Au demeurant, c'était un cavalier d'environ trente-cinq ans, de belle mine et de conversation agréable, lettré, poli, prodigue, tout prêt à se prendre d'amour, jaloux jusqu'à la fureur, fût-ce d'une courtisane, et entrant dans un dessein de pitié avec la même passion que dans une partie de plaisir.

Ses habits jouissaient de la meilleure réputation d'élégance, ses plumes étaient irréprochables et la fraîcheur de ses canons répondait pour lui.

On ne lui en demandait pas davantage dans une société qui avait vu Monsieur couper l'escarcelle des bourgeois sur le Pont-Neuf, et qui devait voir rouer en Grève le comte de Horn, convaincu d'avoir assassiné un agioteur dans la rue de Venise.

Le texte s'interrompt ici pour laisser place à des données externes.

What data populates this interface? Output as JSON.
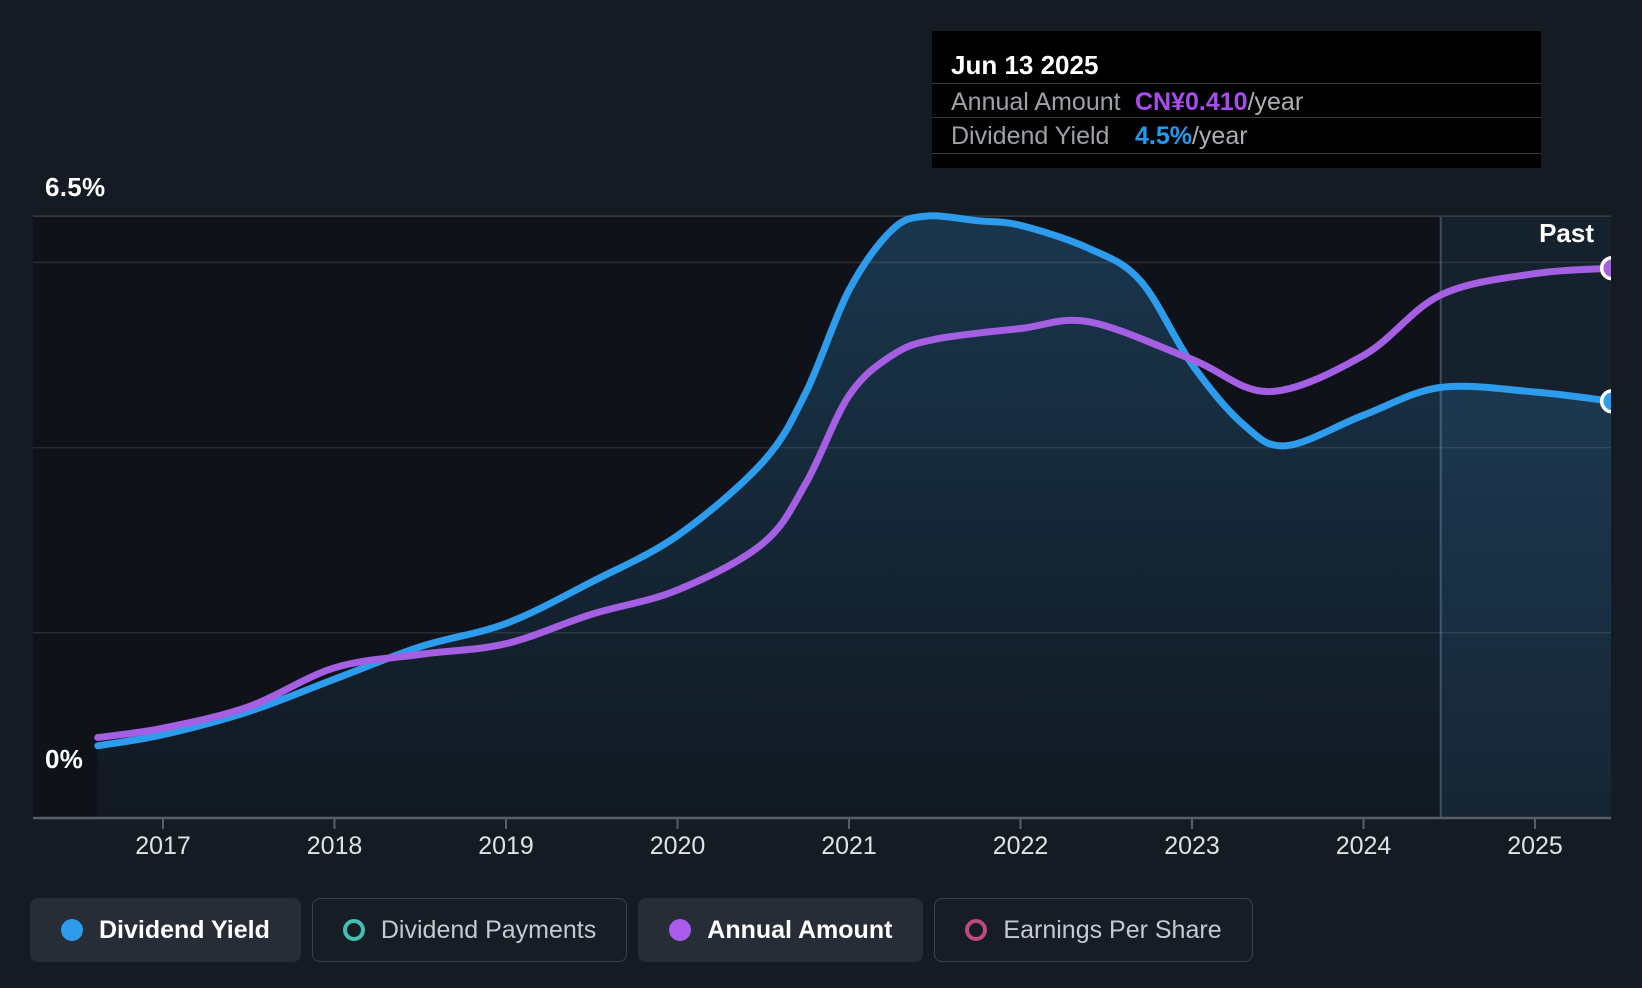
{
  "page": {
    "background": "#151B23"
  },
  "tooltip": {
    "date": "Jun 13 2025",
    "rows": [
      {
        "label": "Annual Amount",
        "value": "CN¥0.410",
        "suffix": "/year",
        "value_color": "#A94BEE"
      },
      {
        "label": "Dividend Yield",
        "value": "4.5%",
        "suffix": "/year",
        "value_color": "#1E9BF2"
      }
    ]
  },
  "chart_data": {
    "type": "line",
    "title": "",
    "y_axis": {
      "top_label": "6.5%",
      "bottom_label": "0%",
      "yield_range_pct": [
        0,
        6.5
      ],
      "gridlines_yield_pct": [
        6.5,
        6,
        4,
        2,
        0
      ],
      "grid": true
    },
    "x_axis": {
      "ticks": [
        "2017",
        "2018",
        "2019",
        "2020",
        "2021",
        "2022",
        "2023",
        "2024",
        "2025"
      ],
      "range_years": [
        2016.62,
        2025.45
      ]
    },
    "past_label": "Past",
    "past_band_start_year": 2024.45,
    "series": [
      {
        "name": "Dividend Yield",
        "unit": "percent_per_year",
        "color": "#2D9CEC",
        "area_fill": true,
        "end_value_label": "4.5%/year",
        "points": [
          [
            2016.62,
            0.78
          ],
          [
            2017.0,
            0.9
          ],
          [
            2017.5,
            1.15
          ],
          [
            2018.0,
            1.5
          ],
          [
            2018.5,
            1.85
          ],
          [
            2019.0,
            2.1
          ],
          [
            2019.5,
            2.55
          ],
          [
            2020.0,
            3.05
          ],
          [
            2020.5,
            3.85
          ],
          [
            2020.75,
            4.6
          ],
          [
            2021.0,
            5.7
          ],
          [
            2021.25,
            6.35
          ],
          [
            2021.45,
            6.5
          ],
          [
            2021.75,
            6.45
          ],
          [
            2022.0,
            6.4
          ],
          [
            2022.4,
            6.15
          ],
          [
            2022.7,
            5.8
          ],
          [
            2023.0,
            4.9
          ],
          [
            2023.3,
            4.25
          ],
          [
            2023.55,
            4.02
          ],
          [
            2024.0,
            4.35
          ],
          [
            2024.45,
            4.65
          ],
          [
            2025.0,
            4.6
          ],
          [
            2025.45,
            4.5
          ]
        ]
      },
      {
        "name": "Annual Amount",
        "unit": "CNY_per_year",
        "color": "#A45FE2",
        "area_fill": false,
        "end_value_label": "CN¥0.410/year",
        "points": [
          [
            2016.62,
            0.06
          ],
          [
            2017.0,
            0.067
          ],
          [
            2017.5,
            0.083
          ],
          [
            2018.0,
            0.112
          ],
          [
            2018.5,
            0.122
          ],
          [
            2019.0,
            0.13
          ],
          [
            2019.5,
            0.152
          ],
          [
            2020.0,
            0.17
          ],
          [
            2020.5,
            0.205
          ],
          [
            2020.75,
            0.25
          ],
          [
            2021.0,
            0.315
          ],
          [
            2021.25,
            0.345
          ],
          [
            2021.5,
            0.357
          ],
          [
            2022.0,
            0.365
          ],
          [
            2022.4,
            0.37
          ],
          [
            2023.0,
            0.342
          ],
          [
            2023.45,
            0.318
          ],
          [
            2024.0,
            0.345
          ],
          [
            2024.45,
            0.39
          ],
          [
            2025.0,
            0.406
          ],
          [
            2025.45,
            0.41
          ]
        ]
      }
    ]
  },
  "legend": [
    {
      "label": "Dividend Yield",
      "marker": "dot",
      "color": "#2D9CEC",
      "active": true
    },
    {
      "label": "Dividend Payments",
      "marker": "ring",
      "color": "#43C0B3",
      "active": false
    },
    {
      "label": "Annual Amount",
      "marker": "dot",
      "color": "#A85BEC",
      "active": true
    },
    {
      "label": "Earnings Per Share",
      "marker": "ring",
      "color": "#BE4A7E",
      "active": false
    }
  ]
}
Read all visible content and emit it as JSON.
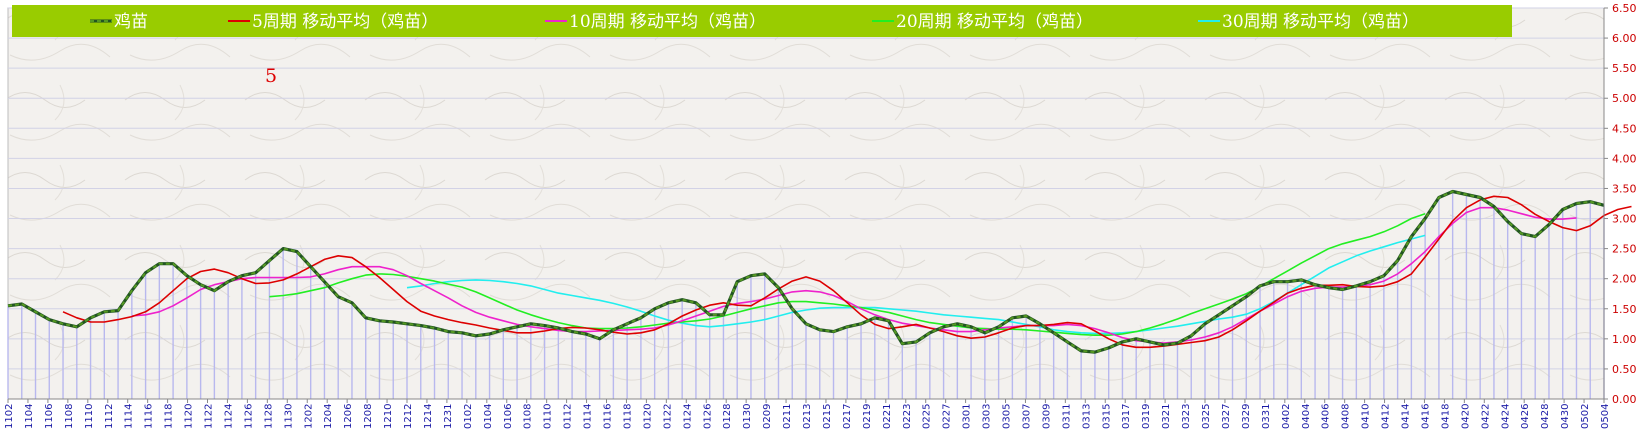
{
  "chart_data": {
    "type": "line",
    "title": "",
    "annotation": "5",
    "ylim": [
      0,
      6.5
    ],
    "y_ticks": [
      "0.00",
      "0.50",
      "1.00",
      "1.50",
      "2.00",
      "2.50",
      "3.00",
      "3.50",
      "4.00",
      "4.50",
      "5.00",
      "5.50",
      "6.00",
      "6.50"
    ],
    "x_tick_labels": [
      "1102",
      "1104",
      "1106",
      "1108",
      "1110",
      "1112",
      "1114",
      "1116",
      "1118",
      "1120",
      "1122",
      "1124",
      "1126",
      "1128",
      "1130",
      "1202",
      "1204",
      "1206",
      "1208",
      "1210",
      "1212",
      "1214",
      "1231",
      "0102",
      "0104",
      "0106",
      "0108",
      "0110",
      "0112",
      "0114",
      "0116",
      "0118",
      "0120",
      "0122",
      "0124",
      "0126",
      "0128",
      "0130",
      "0209",
      "0211",
      "0213",
      "0215",
      "0217",
      "0219",
      "0221",
      "0223",
      "0225",
      "0227",
      "0301",
      "0303",
      "0305",
      "0307",
      "0309",
      "0311",
      "0313",
      "0315",
      "0317",
      "0319",
      "0321",
      "0323",
      "0325",
      "0327",
      "0329",
      "0331",
      "0402",
      "0404",
      "0406",
      "0408",
      "0410",
      "0412",
      "0414",
      "0416",
      "0418",
      "0420",
      "0422",
      "0424",
      "0426",
      "0428",
      "0430",
      "0502",
      "0504"
    ],
    "grid": true,
    "legend_position": "top",
    "colors": {
      "legend_bg": "#99cc00",
      "axis_text_y": "#cc0000",
      "axis_text_x": "#1a1aa6",
      "bars": "#b8b8ee",
      "main_dash": "#559922"
    },
    "series": [
      {
        "name": "鸡苗",
        "color": "#225522",
        "start_index": 0,
        "values": [
          1.55,
          1.58,
          1.45,
          1.32,
          1.25,
          1.2,
          1.35,
          1.45,
          1.47,
          1.8,
          2.1,
          2.25,
          2.25,
          2.05,
          1.9,
          1.8,
          1.95,
          2.05,
          2.1,
          2.3,
          2.5,
          2.45,
          2.2,
          1.95,
          1.7,
          1.6,
          1.35,
          1.3,
          1.28,
          1.25,
          1.22,
          1.18,
          1.12,
          1.1,
          1.05,
          1.08,
          1.15,
          1.2,
          1.25,
          1.22,
          1.18,
          1.12,
          1.08,
          1.0,
          1.15,
          1.25,
          1.35,
          1.5,
          1.6,
          1.65,
          1.6,
          1.4,
          1.4,
          1.95,
          2.05,
          2.08,
          1.85,
          1.5,
          1.25,
          1.15,
          1.12,
          1.2,
          1.25,
          1.35,
          1.3,
          0.92,
          0.95,
          1.1,
          1.2,
          1.25,
          1.2,
          1.1,
          1.2,
          1.35,
          1.38,
          1.25,
          1.1,
          0.95,
          0.8,
          0.78,
          0.85,
          0.95,
          1.0,
          0.95,
          0.9,
          0.93,
          1.05,
          1.25,
          1.4,
          1.55,
          1.7,
          1.88,
          1.95,
          1.95,
          1.98,
          1.9,
          1.85,
          1.82,
          1.88,
          1.95,
          2.05,
          2.3,
          2.7,
          3.0,
          3.35,
          3.45,
          3.4,
          3.35,
          3.2,
          2.95,
          2.75,
          2.7,
          2.9,
          3.15,
          3.25,
          3.28,
          3.22
        ]
      },
      {
        "name": "5周期 移动平均（鸡苗）",
        "color": "#dd0000",
        "start_index": 4,
        "values": [
          1.45,
          1.35,
          1.28,
          1.28,
          1.32,
          1.37,
          1.45,
          1.6,
          1.8,
          2.0,
          2.12,
          2.16,
          2.1,
          2.0,
          1.92,
          1.93,
          1.98,
          2.08,
          2.2,
          2.32,
          2.38,
          2.35,
          2.2,
          2.02,
          1.82,
          1.62,
          1.46,
          1.38,
          1.32,
          1.27,
          1.23,
          1.18,
          1.14,
          1.1,
          1.1,
          1.13,
          1.17,
          1.19,
          1.18,
          1.15,
          1.11,
          1.08,
          1.1,
          1.15,
          1.25,
          1.38,
          1.48,
          1.56,
          1.6,
          1.56,
          1.55,
          1.68,
          1.83,
          1.96,
          2.03,
          1.96,
          1.8,
          1.6,
          1.4,
          1.24,
          1.17,
          1.2,
          1.24,
          1.18,
          1.12,
          1.05,
          1.01,
          1.03,
          1.1,
          1.18,
          1.22,
          1.22,
          1.24,
          1.27,
          1.25,
          1.13,
          1.0,
          0.9,
          0.86,
          0.86,
          0.88,
          0.91,
          0.94,
          0.97,
          1.03,
          1.15,
          1.3,
          1.46,
          1.61,
          1.76,
          1.84,
          1.89,
          1.89,
          1.9,
          1.87,
          1.86,
          1.88,
          1.95,
          2.08,
          2.36,
          2.66,
          2.96,
          3.18,
          3.31,
          3.37,
          3.35,
          3.23,
          3.07,
          2.95,
          2.85,
          2.8,
          2.88,
          3.05,
          3.15,
          3.2
        ]
      },
      {
        "name": "10周期 移动平均（鸡苗）",
        "color": "#ee22cc",
        "start_index": 9,
        "values": [
          1.38,
          1.4,
          1.45,
          1.55,
          1.68,
          1.82,
          1.9,
          1.95,
          2.0,
          2.02,
          2.02,
          2.02,
          2.02,
          2.03,
          2.08,
          2.15,
          2.2,
          2.2,
          2.2,
          2.15,
          2.05,
          1.92,
          1.8,
          1.68,
          1.55,
          1.44,
          1.36,
          1.3,
          1.24,
          1.2,
          1.17,
          1.14,
          1.12,
          1.12,
          1.13,
          1.14,
          1.15,
          1.16,
          1.18,
          1.23,
          1.3,
          1.38,
          1.46,
          1.54,
          1.59,
          1.62,
          1.66,
          1.72,
          1.78,
          1.8,
          1.78,
          1.72,
          1.62,
          1.5,
          1.4,
          1.32,
          1.26,
          1.22,
          1.18,
          1.15,
          1.12,
          1.12,
          1.15,
          1.18,
          1.2,
          1.22,
          1.22,
          1.22,
          1.24,
          1.22,
          1.17,
          1.1,
          1.02,
          0.97,
          0.95,
          0.93,
          0.95,
          0.98,
          1.03,
          1.1,
          1.2,
          1.33,
          1.46,
          1.58,
          1.7,
          1.79,
          1.84,
          1.86,
          1.86,
          1.87,
          1.9,
          1.96,
          2.08,
          2.25,
          2.45,
          2.7,
          2.92,
          3.1,
          3.18,
          3.18,
          3.14,
          3.08,
          3.02,
          2.99,
          2.99,
          3.01
        ]
      },
      {
        "name": "20周期 移动平均（鸡苗）",
        "color": "#22ee22",
        "start_index": 19,
        "values": [
          1.7,
          1.72,
          1.75,
          1.8,
          1.85,
          1.93,
          2.0,
          2.06,
          2.08,
          2.07,
          2.04,
          2.0,
          1.96,
          1.91,
          1.86,
          1.78,
          1.68,
          1.58,
          1.48,
          1.4,
          1.33,
          1.27,
          1.22,
          1.18,
          1.17,
          1.17,
          1.18,
          1.2,
          1.23,
          1.26,
          1.28,
          1.3,
          1.33,
          1.38,
          1.44,
          1.5,
          1.55,
          1.6,
          1.62,
          1.62,
          1.6,
          1.58,
          1.55,
          1.52,
          1.48,
          1.44,
          1.38,
          1.32,
          1.27,
          1.24,
          1.21,
          1.18,
          1.17,
          1.16,
          1.16,
          1.15,
          1.13,
          1.11,
          1.09,
          1.07,
          1.06,
          1.06,
          1.08,
          1.12,
          1.18,
          1.25,
          1.33,
          1.42,
          1.5,
          1.58,
          1.66,
          1.75,
          1.87,
          2.0,
          2.13,
          2.26,
          2.38,
          2.5,
          2.58,
          2.64,
          2.7,
          2.78,
          2.88,
          3.0,
          3.08
        ]
      },
      {
        "name": "30周期 移动平均（鸡苗）",
        "color": "#22eeee",
        "start_index": 29,
        "values": [
          1.85,
          1.88,
          1.92,
          1.95,
          1.97,
          1.98,
          1.97,
          1.95,
          1.92,
          1.88,
          1.82,
          1.76,
          1.72,
          1.68,
          1.64,
          1.59,
          1.53,
          1.46,
          1.38,
          1.31,
          1.26,
          1.22,
          1.2,
          1.22,
          1.25,
          1.28,
          1.32,
          1.38,
          1.44,
          1.48,
          1.51,
          1.52,
          1.52,
          1.52,
          1.52,
          1.5,
          1.48,
          1.46,
          1.43,
          1.4,
          1.38,
          1.36,
          1.34,
          1.32,
          1.28,
          1.24,
          1.2,
          1.15,
          1.12,
          1.1,
          1.09,
          1.09,
          1.1,
          1.12,
          1.15,
          1.18,
          1.21,
          1.25,
          1.29,
          1.33,
          1.36,
          1.41,
          1.5,
          1.62,
          1.76,
          1.9,
          2.04,
          2.18,
          2.28,
          2.38,
          2.46,
          2.53,
          2.6,
          2.66,
          2.72
        ]
      }
    ],
    "bars": {
      "name": "鸡苗",
      "note": "per-period columns mirroring the 鸡苗 series"
    }
  }
}
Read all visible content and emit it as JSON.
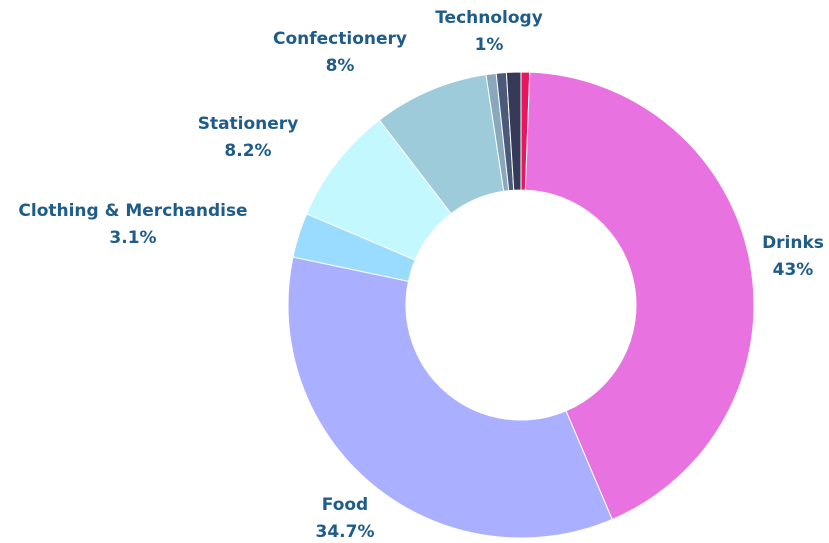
{
  "chart_data": {
    "type": "donut",
    "categories": [
      null,
      "Drinks",
      "Food",
      "Clothing & Merchandise",
      "Stationery",
      "Confectionery",
      null,
      null,
      "Technology"
    ],
    "values": [
      0.6,
      43,
      34.7,
      3.1,
      8.2,
      8,
      0.7,
      0.7,
      1
    ],
    "value_labels": [
      null,
      "43%",
      "34.7%",
      "3.1%",
      "8.2%",
      "8%",
      null,
      null,
      "1%"
    ],
    "colors": [
      "#e8175d",
      "#e873e0",
      "#aab0ff",
      "#99dcff",
      "#c4f8ff",
      "#9ecbd9",
      "#8aa7bc",
      "#4a5a78",
      "#363a58"
    ]
  }
}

Pour l'instant, M. de Sainte-Croix était en veine.

L'argent du financier Hanyvel avait passé de son côté et s'arrondissait en tas devant lui.

Aussi, les dames de l'hôtel de Bourgogne, les demoiselles de la Comédie-Italienne, les quelques marquises de rencontre et les comtesses d'incognito, qui formaient le personnel ordinaire des soupers fins de La Vienne, affichaient-elles à son endroit les œillades les plus assassines et leurs plus flamboyants sourires.

Mais le chevalier restait stoïque devant le gain comme devant la perte.

Il n'en était pas de même de son adversaire: M. le receveur général du clergé de France avait perdu trois cents pistoles et criait comme pour un million.

—Voulez-vous que je prenne votre place, Hanyvel? demanda le jeune marquis de Rubentel.

—Non pas, vraiment, répondit le financier. Quand je devrais vider tous les coffres de nos seigneurs les évêques des États de Languedoc, je veux savoir jusqu'où ira le bonheur du chevalier.